San Procolo fu il quarto vescovo di Verona. La chiesa a lui dedicata ne conserva le sue spoglie. La prima erezione fu del periodo paleocristiano V o VI secolo all'interno della necropoli pagano-cristiana lungo la via Gallica. Le prime tracce scritte furono nel 846 per l'elogio funebre dell'arcidiacono Pacifico in un elenco di opere da lui costruite o restaurate.

Dopo il terremoto del 1117 fu completamente rifatta. Fino al 1500 fu arricchita di affreschi ed opere d'arte. All'interno si trovano opere di Antonio Badile e Giambettino Cignaroli (Sant'Elena che adora la croce del 1741), Del 1764 vi è L'ultima Cena e San Biagio che guarisce gli infermi di Giorgio Anselmi. L'altare maggiore è fatto con una lastra di verde antico.
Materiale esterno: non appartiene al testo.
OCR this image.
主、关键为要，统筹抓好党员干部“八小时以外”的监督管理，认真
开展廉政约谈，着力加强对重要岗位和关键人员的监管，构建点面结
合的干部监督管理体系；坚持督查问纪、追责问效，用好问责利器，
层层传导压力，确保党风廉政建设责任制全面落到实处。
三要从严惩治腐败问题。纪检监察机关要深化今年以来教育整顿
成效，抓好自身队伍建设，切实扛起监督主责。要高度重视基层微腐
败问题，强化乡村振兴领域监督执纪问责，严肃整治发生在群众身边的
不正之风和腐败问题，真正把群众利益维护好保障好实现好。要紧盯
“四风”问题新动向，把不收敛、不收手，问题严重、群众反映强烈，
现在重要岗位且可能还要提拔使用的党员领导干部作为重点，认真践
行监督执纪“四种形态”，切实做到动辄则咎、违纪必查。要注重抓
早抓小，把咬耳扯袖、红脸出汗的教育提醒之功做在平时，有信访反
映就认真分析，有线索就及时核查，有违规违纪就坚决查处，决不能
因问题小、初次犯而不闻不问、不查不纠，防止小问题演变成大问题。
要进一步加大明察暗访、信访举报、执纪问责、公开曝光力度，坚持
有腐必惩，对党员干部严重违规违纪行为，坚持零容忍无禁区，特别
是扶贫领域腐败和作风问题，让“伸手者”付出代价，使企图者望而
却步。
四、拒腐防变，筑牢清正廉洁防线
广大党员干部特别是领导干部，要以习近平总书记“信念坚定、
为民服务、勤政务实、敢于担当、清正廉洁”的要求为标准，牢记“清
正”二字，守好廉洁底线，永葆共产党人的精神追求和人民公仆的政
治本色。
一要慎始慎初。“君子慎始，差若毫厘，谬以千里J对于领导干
La chiesa è a una sola navata. Anche la chiesa di San Procolo ha una cripta con resti preterremoto. La cripta è a tre navate con 6 colonne e 12 lesene ha al suo interno resti della chiesa paleocristiana e della necropoli. Nel 1492 furono scoperte reliquie di santi e vescovi del passato: i resti dei santi Procolo e Agapito, e reliquie di Sant'Euprepio e Cricino.

Nel restauro di pochi anni fa (1984-1988) a cura dell'architetto Libero Cecchini ha portato alla luce affreschi dal 1100 al 1400. Nel 1806 decadde da parrocchia del rione in seguito all'abolizione dell'abazia, fu adibita spesso ad usi profani ed inizio la sua decadenza. La facciata è del XII secolo con un piccolo protiro e due bifore.